Origins of aesthetic medicine are impossible to trace. If we assume it began with the multiple beautifying procedures applied in ancient Greece, Egypt or Rome, the field would be even several millennia old. It was only in France in the 20th century, however, that the first Society of Aesthetic Medicine was founded by Jean Jacques Legrand, a pioneer of the discipline.
In Poland, aesthetic medicine started gaining popularity in the 1990s, when the Aesthetic Medicine Section of the Polish Medical Association was established. The organisation has been expanding its activities for nearly 30 years. Grown now into the Polish Association of Aesthetic and Anti-Aging Medicine, it supervises top safety standards of procedures, propagates state of the art in the discipline, and disseminates this specialist knowledge to the public, increasingly aware of the opportunities offered by current aesthetic medicine. Knowledge and skills of Polish specialists are appreciated both domestically and internationally.
The fact aesthetic medical procedures aren’t very invasive is their undoubted advantage. They normally don’t have to be prepared with additional consultation appointments, while Patients do not require hospital care, return home, and live without any major restrictions afterwards as a rule.
Initial effects of aesthetic procedures can be noted immediately, especially in the case of those filling, shaping or enhancing certain body regions. However, more spectacular effects of skin rejuvenation, smoothing or moisturisation need to take as long as a few weeks, affording preparations time to stimulate regeneration of our cells.
Aesthetic medical procedures are most commonly carried out in series in order to produce perfect final effects. In order to preserve these effects, repetition of these procedures from time to time is recommended, with their frequency dependent on the type of procedure.

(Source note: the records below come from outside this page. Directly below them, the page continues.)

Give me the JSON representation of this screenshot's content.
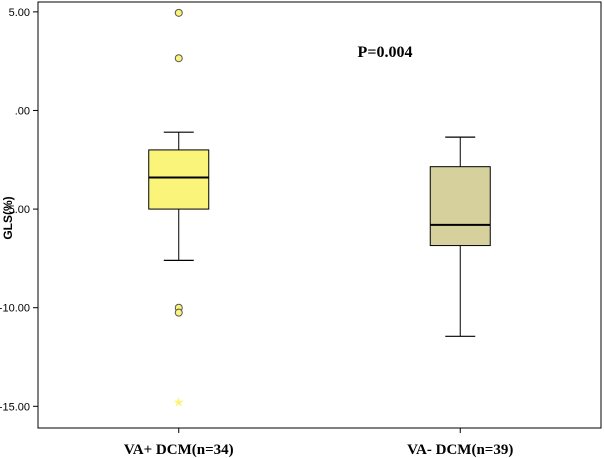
{
  "chart_data": {
    "type": "box",
    "title": "",
    "xlabel": "",
    "ylabel": "GLS(%)",
    "ylim": [
      -16.1,
      5.5
    ],
    "yticks": [
      5,
      0,
      -5,
      -10,
      -15
    ],
    "ytick_labels": [
      "5.00",
      ".00",
      "-5.00",
      "-10.00",
      "-15.00"
    ],
    "categories": [
      "VA+ DCM(n=34)",
      "VA- DCM(n=39)"
    ],
    "annotation": "P=0.004",
    "grid": false,
    "legend": "none",
    "boxes": [
      {
        "category": "VA+ DCM(n=34)",
        "color": "#fbf47a",
        "whisker_low": -7.6,
        "q1": -5.0,
        "median": -3.4,
        "q3": -2.0,
        "whisker_high": -1.1,
        "outliers": [
          4.95,
          2.65,
          -10.0,
          -10.25
        ],
        "extremes": [
          -14.8
        ]
      },
      {
        "category": "VA- DCM(n=39)",
        "color": "#d6d09c",
        "whisker_low": -11.45,
        "q1": -6.85,
        "median": -5.8,
        "q3": -2.85,
        "whisker_high": -1.35,
        "outliers": [],
        "extremes": []
      }
    ]
  }
}
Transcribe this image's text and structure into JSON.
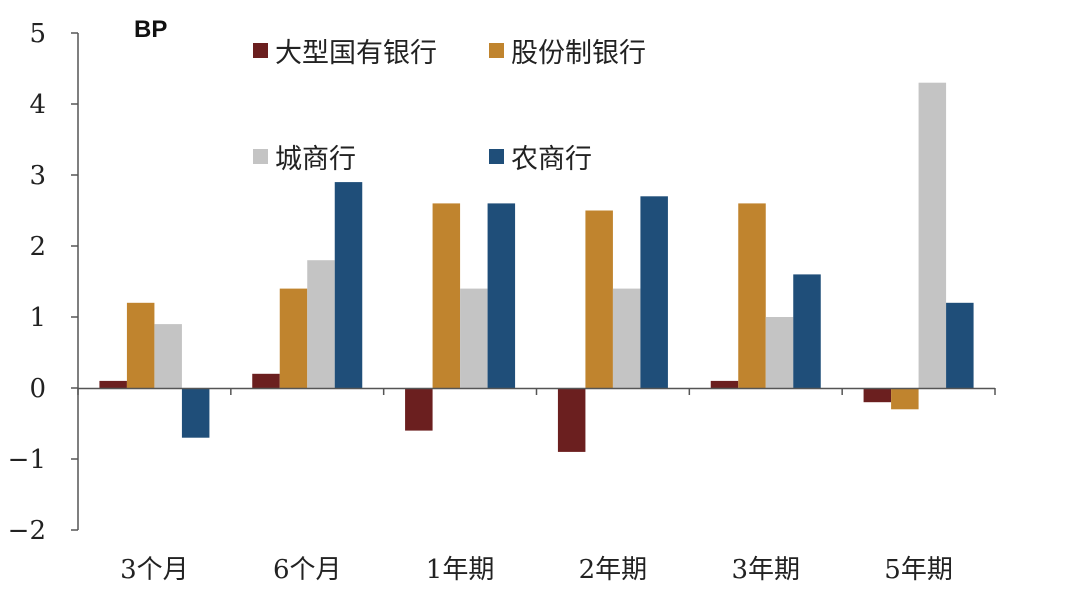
{
  "chart_data": {
    "type": "bar",
    "unit_label": "BP",
    "categories": [
      "3个月",
      "6个月",
      "1年期",
      "2年期",
      "3年期",
      "5年期"
    ],
    "series": [
      {
        "name": "大型国有银行",
        "color": "#6b1f1f",
        "values": [
          0.1,
          0.2,
          -0.6,
          -0.9,
          0.1,
          -0.2
        ]
      },
      {
        "name": "股份制银行",
        "color": "#c0842e",
        "values": [
          1.2,
          1.4,
          2.6,
          2.5,
          2.6,
          -0.3
        ]
      },
      {
        "name": "城商行",
        "color": "#c4c4c4",
        "values": [
          0.9,
          1.8,
          1.4,
          1.4,
          1.0,
          4.3
        ]
      },
      {
        "name": "农商行",
        "color": "#1f4e79",
        "values": [
          -0.7,
          2.9,
          2.6,
          2.7,
          1.6,
          1.2
        ]
      }
    ],
    "ylim": [
      -2,
      5
    ],
    "yticks": [
      "5",
      "4",
      "3",
      "2",
      "1",
      "0",
      "−1",
      "−2"
    ],
    "ytick_values": [
      5,
      4,
      3,
      2,
      1,
      0,
      -1,
      -2
    ],
    "grid": false,
    "legend_position": "top-left"
  }
}
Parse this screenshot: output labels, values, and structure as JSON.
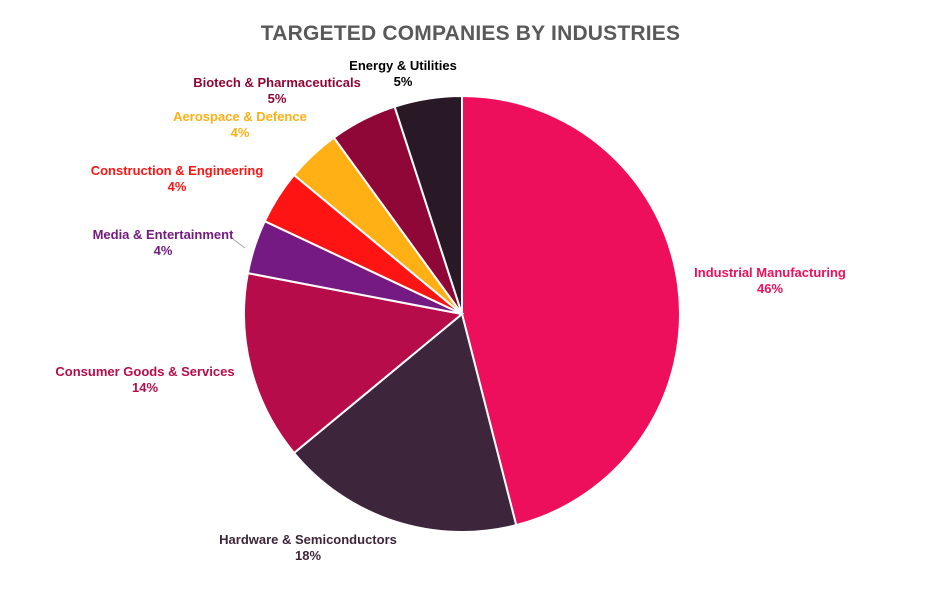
{
  "chart_data": {
    "type": "pie",
    "title": "TARGETED COMPANIES BY INDUSTRIES",
    "slices": [
      {
        "label": "Industrial Manufacturing",
        "value": 46,
        "display": "46%",
        "color": "#EE0F5C"
      },
      {
        "label": "Hardware & Semiconductors",
        "value": 18,
        "display": "18%",
        "color": "#3D263B"
      },
      {
        "label": "Consumer Goods & Services",
        "value": 14,
        "display": "14%",
        "color": "#B60D4A"
      },
      {
        "label": "Media & Entertainment",
        "value": 4,
        "display": "4%",
        "color": "#751A82"
      },
      {
        "label": "Construction & Engineering",
        "value": 4,
        "display": "4%",
        "color": "#FF1414"
      },
      {
        "label": "Aerospace & Defence",
        "value": 4,
        "display": "4%",
        "color": "#FFB014"
      },
      {
        "label": "Biotech & Pharmaceuticals",
        "value": 5,
        "display": "5%",
        "color": "#8F0736"
      },
      {
        "label": "Energy & Utilities",
        "value": 5,
        "display": "5%",
        "color": "#291926"
      }
    ],
    "label_colors": [
      "#EE0F5C",
      "#3D263B",
      "#B60D4A",
      "#751A82",
      "#FF1414",
      "#FFB014",
      "#8F0736",
      "#000000"
    ]
  }
}
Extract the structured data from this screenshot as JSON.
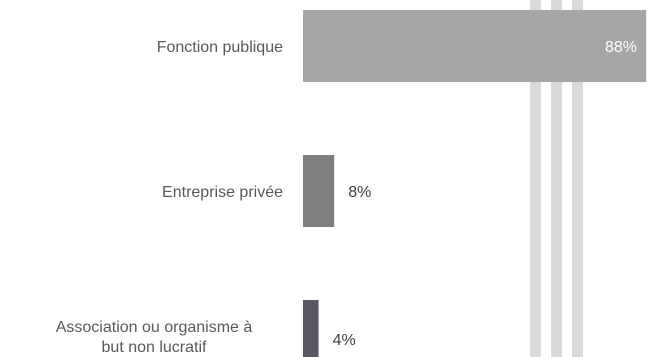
{
  "chart_data": {
    "type": "bar",
    "orientation": "horizontal",
    "categories": [
      "Fonction publique",
      "Entreprise privée",
      "Association ou organisme à but non lucratif"
    ],
    "category_lines": [
      [
        "Fonction publique"
      ],
      [
        "Entreprise privée"
      ],
      [
        "Association ou organisme à",
        "but non lucratif"
      ]
    ],
    "values": [
      88,
      8,
      4
    ],
    "value_labels": [
      "88%",
      "8%",
      "4%"
    ],
    "unit": "%",
    "bar_colors": [
      "#a6a6a6",
      "#7f7f7f",
      "#595964"
    ],
    "value_label_colors": [
      "#ffffff",
      "#404040",
      "#404040"
    ],
    "xlim": [
      0,
      100
    ],
    "grid": false,
    "legend": "none",
    "title": "",
    "xlabel": "",
    "ylabel": ""
  }
}
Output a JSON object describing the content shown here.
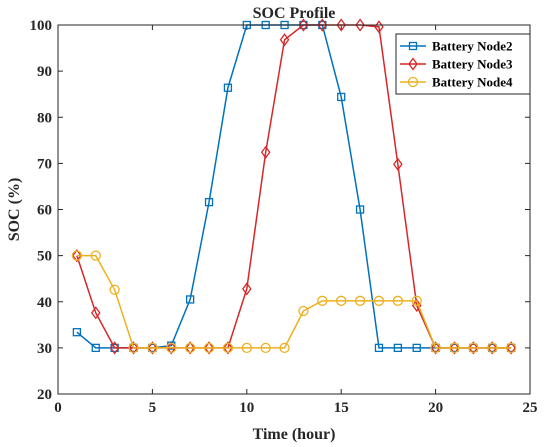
{
  "chart_data": {
    "type": "line",
    "title": "SOC Profile",
    "xlabel": "Time (hour)",
    "ylabel": "SOC (%)",
    "xlim": [
      0,
      25
    ],
    "ylim": [
      20,
      100
    ],
    "xticks": [
      0,
      5,
      10,
      15,
      20,
      25
    ],
    "yticks": [
      20,
      30,
      40,
      50,
      60,
      70,
      80,
      90,
      100
    ],
    "grid": false,
    "legend_position": "top-right",
    "x": [
      1,
      2,
      3,
      4,
      5,
      6,
      7,
      8,
      9,
      10,
      11,
      12,
      13,
      14,
      15,
      16,
      17,
      18,
      19,
      20,
      21,
      22,
      23,
      24
    ],
    "series": [
      {
        "name": "Battery Node2",
        "color": "#0072BD",
        "marker": "square",
        "values": [
          33.4,
          30,
          30,
          30,
          30,
          30.5,
          40.5,
          61.6,
          86.4,
          100,
          100,
          100,
          100,
          100,
          84.4,
          60,
          30,
          30,
          30,
          30,
          30,
          30,
          30,
          30
        ]
      },
      {
        "name": "Battery Node3",
        "color": "#D62728",
        "marker": "diamond",
        "values": [
          50,
          37.6,
          30,
          30,
          30,
          30,
          30,
          30,
          30,
          42.8,
          72.4,
          96.8,
          100,
          100,
          100,
          100,
          99.6,
          69.8,
          39.2,
          30,
          30,
          30,
          30,
          30
        ]
      },
      {
        "name": "Battery Node4",
        "color": "#EDB120",
        "marker": "circle",
        "values": [
          50,
          50,
          42.6,
          30,
          30,
          30,
          30,
          30,
          30,
          30,
          30,
          30,
          38,
          40.2,
          40.2,
          40.2,
          40.2,
          40.2,
          40.2,
          30,
          30,
          30,
          30,
          30
        ]
      }
    ]
  }
}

Aesthetic medicine and its procedures are growing in popularity and resorted to by rising numbers of Patients. These include both women and men who not only wish to remedy imperfections of their bodies but also to enjoy health and attractiveness for as long as possible. The potential of this medical field is appreciated by all ages: the young as part of prevention and addition to everyday care, those older for the purposes of regeneration, improvements to their appearance or repair of first signs of ageing. It must be stressed aesthetic medicine is heavily limited in its capacity for achieving end results, which are frequently merely temporary. Less invasive medical procedures have substantially narrower correction potential and aren’t alternatives to more complicated and demanding surgeries. They are often recommended, though, as good additions to surgical treatment. Owing to aesthetic medicine, therefore, Patients can boast younger and more attractive appearance subject to capabilities of a given procedure.
Aesthetic appearance of our bodies and its individual areas, in particular, the face, neck, and hands, are becoming increasingly important and we take more care to preserve it. Aesthetic medicine lets us do a lot for our appearance and mood already now. However, specialists continue exploring properties of many substances in search of those that will mobilise out cells to regenerate faster and preserve their effects for longer while being safe to our bodies. Researchers also work on wider applications of light, radio or ultrasound waves to treatment of our imperfections. Therefore, the future of aesthetic medicine can be expected to bring even more targeted and long-term methods of non-invasive preservation of youthful appearance or correction to existing symptoms of ageing and we’ll be more willing to take advantage of its potential more and more often.